MONTRÉAL, le 15 juin 2022 – Tout le monde sait que le cerveau humain est extrêmement complexe. Mais comment apprend-il exactement? Eh bien, la réponse pourrait être beaucoup plus simple qu'on le croit.
Une équipe de recherche internationale dont fait partie Eilif Muller, chercheur au Centre de recherche du CHU Sainte-Justine a réalisé une avancée majeure en simulant avec précision les changements synaptiques dans le néocortex qui sont considérés comme essentiels à l’apprentissage, ouvrant ainsi la voie à une meilleure compréhension du fonctionnement du cerveau.
L’étude — qui s’appuie sur un modèle à code source ouvert — a été publiée le 1er juin dans la revue scientifique Nature Communications.

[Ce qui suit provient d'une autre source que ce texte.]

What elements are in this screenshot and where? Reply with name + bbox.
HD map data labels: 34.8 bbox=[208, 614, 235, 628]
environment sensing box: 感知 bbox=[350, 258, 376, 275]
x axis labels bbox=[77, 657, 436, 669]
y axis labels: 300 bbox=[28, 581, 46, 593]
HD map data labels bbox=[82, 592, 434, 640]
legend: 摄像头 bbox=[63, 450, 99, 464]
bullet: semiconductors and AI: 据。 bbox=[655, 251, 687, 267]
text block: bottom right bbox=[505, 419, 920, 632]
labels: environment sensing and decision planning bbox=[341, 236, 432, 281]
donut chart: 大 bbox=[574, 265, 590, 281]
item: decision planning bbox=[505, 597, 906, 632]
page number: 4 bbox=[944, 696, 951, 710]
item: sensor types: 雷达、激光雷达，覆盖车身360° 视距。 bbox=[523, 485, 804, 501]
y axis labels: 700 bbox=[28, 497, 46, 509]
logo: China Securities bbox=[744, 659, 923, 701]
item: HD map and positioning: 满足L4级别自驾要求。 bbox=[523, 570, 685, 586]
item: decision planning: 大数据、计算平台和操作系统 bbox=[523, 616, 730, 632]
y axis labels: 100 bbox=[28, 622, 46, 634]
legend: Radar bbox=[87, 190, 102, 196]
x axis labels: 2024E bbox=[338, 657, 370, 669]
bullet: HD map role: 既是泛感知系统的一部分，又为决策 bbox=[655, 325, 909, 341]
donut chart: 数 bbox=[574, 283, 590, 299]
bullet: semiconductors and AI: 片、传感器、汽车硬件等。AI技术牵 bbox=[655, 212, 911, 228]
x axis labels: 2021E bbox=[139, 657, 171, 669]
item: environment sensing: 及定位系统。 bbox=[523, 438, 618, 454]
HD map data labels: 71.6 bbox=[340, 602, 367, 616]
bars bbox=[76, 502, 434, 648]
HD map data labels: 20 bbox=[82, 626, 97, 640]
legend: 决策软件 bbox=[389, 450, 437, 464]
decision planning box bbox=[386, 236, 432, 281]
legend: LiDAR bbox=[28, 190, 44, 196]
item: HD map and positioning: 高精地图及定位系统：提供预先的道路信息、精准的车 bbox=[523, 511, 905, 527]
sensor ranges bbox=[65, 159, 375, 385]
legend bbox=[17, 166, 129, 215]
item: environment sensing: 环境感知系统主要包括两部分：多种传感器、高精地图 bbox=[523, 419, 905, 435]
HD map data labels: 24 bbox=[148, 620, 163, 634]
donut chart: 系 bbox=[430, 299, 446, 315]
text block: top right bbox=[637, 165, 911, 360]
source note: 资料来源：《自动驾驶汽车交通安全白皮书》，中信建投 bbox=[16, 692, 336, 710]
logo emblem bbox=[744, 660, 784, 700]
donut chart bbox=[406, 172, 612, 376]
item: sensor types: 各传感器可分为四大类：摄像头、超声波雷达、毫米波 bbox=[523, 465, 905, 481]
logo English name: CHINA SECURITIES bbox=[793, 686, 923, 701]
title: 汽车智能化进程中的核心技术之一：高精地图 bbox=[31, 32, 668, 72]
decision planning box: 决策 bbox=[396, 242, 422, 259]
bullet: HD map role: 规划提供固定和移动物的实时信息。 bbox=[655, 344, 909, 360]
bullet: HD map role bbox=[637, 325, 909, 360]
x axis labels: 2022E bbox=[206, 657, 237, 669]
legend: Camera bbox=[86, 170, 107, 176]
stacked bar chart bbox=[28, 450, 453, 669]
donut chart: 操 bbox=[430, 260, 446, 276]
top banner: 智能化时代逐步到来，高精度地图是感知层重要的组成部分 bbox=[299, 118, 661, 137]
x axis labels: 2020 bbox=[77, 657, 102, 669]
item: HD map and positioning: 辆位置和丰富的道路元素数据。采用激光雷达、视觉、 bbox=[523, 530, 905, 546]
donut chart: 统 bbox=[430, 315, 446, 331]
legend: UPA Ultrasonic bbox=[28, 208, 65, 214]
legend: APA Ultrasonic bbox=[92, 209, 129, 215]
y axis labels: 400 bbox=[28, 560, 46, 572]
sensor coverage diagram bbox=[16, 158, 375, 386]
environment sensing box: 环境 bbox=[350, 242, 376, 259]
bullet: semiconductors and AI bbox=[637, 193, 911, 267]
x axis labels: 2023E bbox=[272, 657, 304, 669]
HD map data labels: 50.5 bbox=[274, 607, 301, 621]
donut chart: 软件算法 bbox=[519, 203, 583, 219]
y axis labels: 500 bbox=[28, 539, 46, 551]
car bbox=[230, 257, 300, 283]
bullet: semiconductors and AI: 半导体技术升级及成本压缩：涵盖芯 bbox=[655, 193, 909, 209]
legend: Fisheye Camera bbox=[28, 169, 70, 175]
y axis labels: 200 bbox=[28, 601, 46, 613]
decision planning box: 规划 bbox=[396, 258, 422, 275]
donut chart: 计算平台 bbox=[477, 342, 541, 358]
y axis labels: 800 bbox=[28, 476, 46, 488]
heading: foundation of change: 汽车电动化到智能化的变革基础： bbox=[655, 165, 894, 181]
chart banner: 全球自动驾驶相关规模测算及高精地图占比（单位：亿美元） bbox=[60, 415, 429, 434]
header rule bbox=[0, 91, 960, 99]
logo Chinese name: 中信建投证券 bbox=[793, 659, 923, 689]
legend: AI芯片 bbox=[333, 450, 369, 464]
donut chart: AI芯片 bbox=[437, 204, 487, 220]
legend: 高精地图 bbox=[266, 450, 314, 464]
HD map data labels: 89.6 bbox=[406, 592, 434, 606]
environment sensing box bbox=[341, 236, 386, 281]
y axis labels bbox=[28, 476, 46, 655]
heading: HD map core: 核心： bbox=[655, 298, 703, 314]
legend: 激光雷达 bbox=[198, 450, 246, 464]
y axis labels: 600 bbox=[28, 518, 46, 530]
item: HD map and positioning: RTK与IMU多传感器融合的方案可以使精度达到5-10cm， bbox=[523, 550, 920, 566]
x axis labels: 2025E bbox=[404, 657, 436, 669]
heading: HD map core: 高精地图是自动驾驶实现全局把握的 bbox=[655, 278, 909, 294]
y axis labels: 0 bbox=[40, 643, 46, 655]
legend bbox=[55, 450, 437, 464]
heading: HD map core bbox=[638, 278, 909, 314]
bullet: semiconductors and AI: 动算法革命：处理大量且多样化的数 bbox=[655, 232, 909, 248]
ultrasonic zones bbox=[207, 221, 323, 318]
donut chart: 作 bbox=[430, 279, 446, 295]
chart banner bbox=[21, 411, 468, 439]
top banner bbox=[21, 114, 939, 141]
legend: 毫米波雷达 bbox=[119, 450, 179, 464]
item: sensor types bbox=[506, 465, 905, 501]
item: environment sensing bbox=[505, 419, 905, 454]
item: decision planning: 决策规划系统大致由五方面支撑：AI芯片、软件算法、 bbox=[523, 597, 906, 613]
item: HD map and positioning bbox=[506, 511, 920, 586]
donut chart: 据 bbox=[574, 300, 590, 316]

Un monde de nouvelles orientations
« Cela ouvre un monde de nouvelles avenues pour investiguer et mieux comprendre la façon dont nous apprenons », a déclaré Eilif Muller, qui est également professeur adjoint au Département de neurosciences de l’Université de Montréal (UdeM), chercheur à IVADO — l’Institut de valorisation des données — titulaire d’une chaire ICRA-Canada en intelligence artificielle (IA) et qui a codirigé l’étude au Blue Brain Project de l’École polytechnique fédérale de Lausanne (EPFL), en Suisse.
Eilif Muller a déménagé à Montréal en 2019 et poursuit ses recherches au laboratoire Architectures of Biological Learning, qu’il a fondé au Centre de recherche du CHU Sainte-Justine en association avec l’UdeM et Mila, l’Institut québécois d’intelligence artificielle.
« Les neurones ont la forme d’un arbre et les synapses sont les feuilles sur les branches, a expliqué le professeur Muller, coauteur principal de l’étude. Les approches antérieures pour modéliser la plasticité ont ignoré cette structure arborescente, mais maintenant nous avons les outils informatiques pour tester l’idée que les interactions synaptiques sur les branches jouent un rôle fondamental dans le guidage de l’apprentissage in vivo. »
Selon lui, « cela a des implications importantes pour la compréhension des mécanismes des troubles neurodéveloppementaux tels que l’autisme et la schizophrénie, mais aussi pour la mise au point de nouvelles approches puissantes de l’IA inspirées des neurosciences ».
Des collaborateurs dans cinq pays
Eilif Muller a collaboré avec un groupe de scientifiques du Blue Brain Project de l’EPFL, de l’Université de Paris, de l’Université hébraïque de Jérusalem, de l’Instituto Cajal (Espagne) et de la Harvard Medical School pour élaborer un modèle de plasticité synaptique dans le néocortex basé sur la dynamique du calcium postsynaptique sous contrainte de données.
Comment cela fonctionne-t-il? Plus simplement qu’on pourrait le penser.
Le cerveau est constitué de milliards de neurones qui communiquent entre eux en formant des trillions de synapses. Ces points de connexion entre neurones sont des machines moléculaires complexes qui changent constamment sous l’effet de stimulus externes et de dynamiques internes, un processus communément appelé plasticité synaptique.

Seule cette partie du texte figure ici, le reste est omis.